Many friends donated time reading drafts and providing crucial feedback. Doug Bodenstab has read and critiqued every chapter (some of them several times). Chris Corcoran has similarly been involved at each stage, bringing his physicists intuition to the books underlying mathematics. Jon Goldberg applied his common sense, depth of trading experience, and apt analogies from the world of golf. Jay Phelan asked the tough questions and often supplied the answers.
In addition, others who read part of the book and made substantial contributions include: David Bear, Jeff Bodenstab, Peter Borish, Jane Burnham, Thomas and Marie Burnham, Judith Chapman, Adam Chec-chi, David Epstein, Brent Flewelling, Sue Flewelling, Lisa Gosselaar, Paul Greenberg, Brian Hare, Justin Holtzman, Matthew Mclntyre, Michael Schwartz, Joel Smith, Martin Stapleton, Scott Stephens, and Sadek Wahba. Danielle Lake did a fantastic job of copyediting the manuscript.

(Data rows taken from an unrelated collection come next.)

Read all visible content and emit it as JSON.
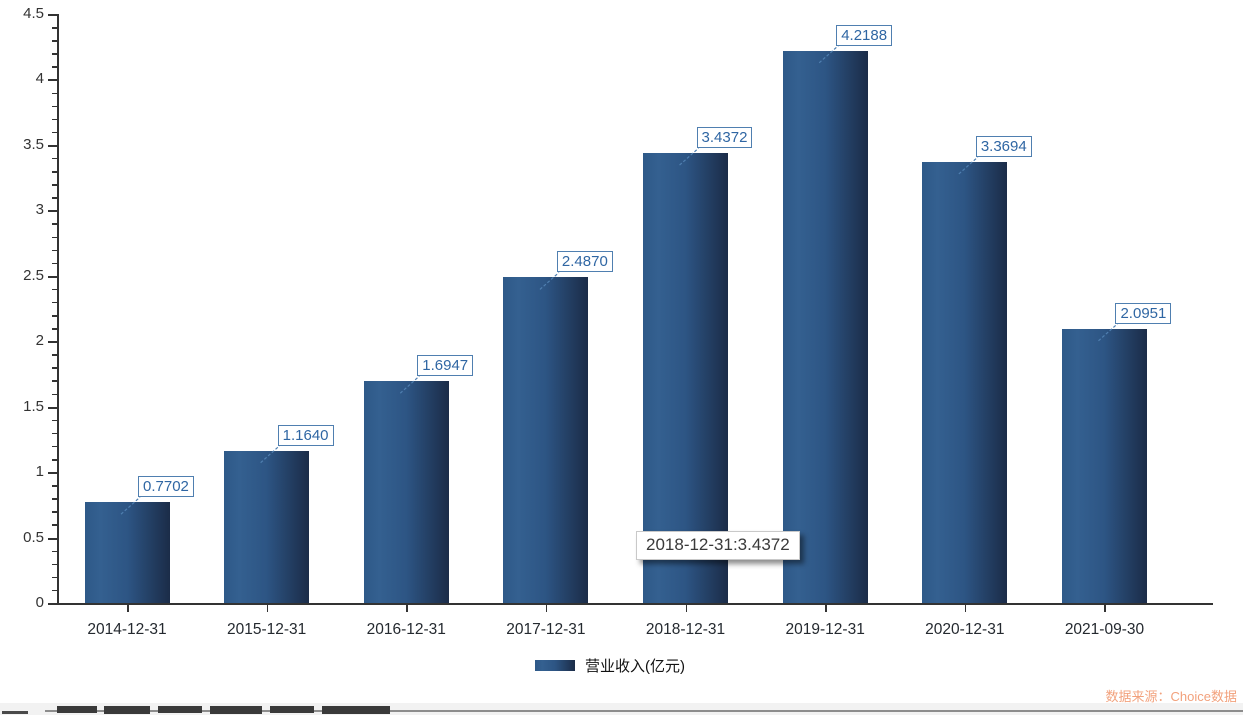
{
  "chart_data": {
    "type": "bar",
    "title": "",
    "categories": [
      "2014-12-31",
      "2015-12-31",
      "2016-12-31",
      "2017-12-31",
      "2018-12-31",
      "2019-12-31",
      "2020-12-31",
      "2021-09-30"
    ],
    "values": [
      0.7702,
      1.164,
      1.6947,
      2.487,
      3.4372,
      4.2188,
      3.3694,
      2.0951
    ],
    "value_labels": [
      "0.7702",
      "1.1640",
      "1.6947",
      "2.4870",
      "3.4372",
      "4.2188",
      "3.3694",
      "2.0951"
    ],
    "series_name": "营业收入(亿元)",
    "legend": "营业收入(亿元)",
    "legend_position": "bottom",
    "xlabel": "",
    "ylabel": "",
    "ylim": [
      0,
      4.5
    ],
    "ytick_labels": [
      "0",
      "0.5",
      "1",
      "1.5",
      "2",
      "2.5",
      "3",
      "3.5",
      "4",
      "4.5"
    ],
    "ytick_step": 0.5,
    "minor_tick_step": 0.1,
    "grid": false,
    "tooltip": "2018-12-31:3.4372",
    "colors": {
      "bar_light": "#346090",
      "bar_dark": "#1b2c48",
      "value_label_blue": "#2f66a3",
      "value_label_border": "#4f7fb0",
      "axis": "#333333",
      "source_orange": "#f2a17c"
    }
  },
  "footer": {
    "source": "数据来源：Choice数据"
  }
}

Pamela Van Giessen, my editor at Wiley, deserves fundamental credit. From conception through writing and publication, Pamela has provided the support and the vision to create a book that is both deeply practical and academically rigorous. And thank you to Peter Borish for introducing me to Pamela.
Throughout every stage of the books development, my wife, Barbara Li Smith, has been a steadfast supporter and constantly pushed me to make the work fun. Her thoughtful advice and unselfish help made the book possible. And finally, our beautiful new baby, Charlotte Valentine, has provided daily inspiration.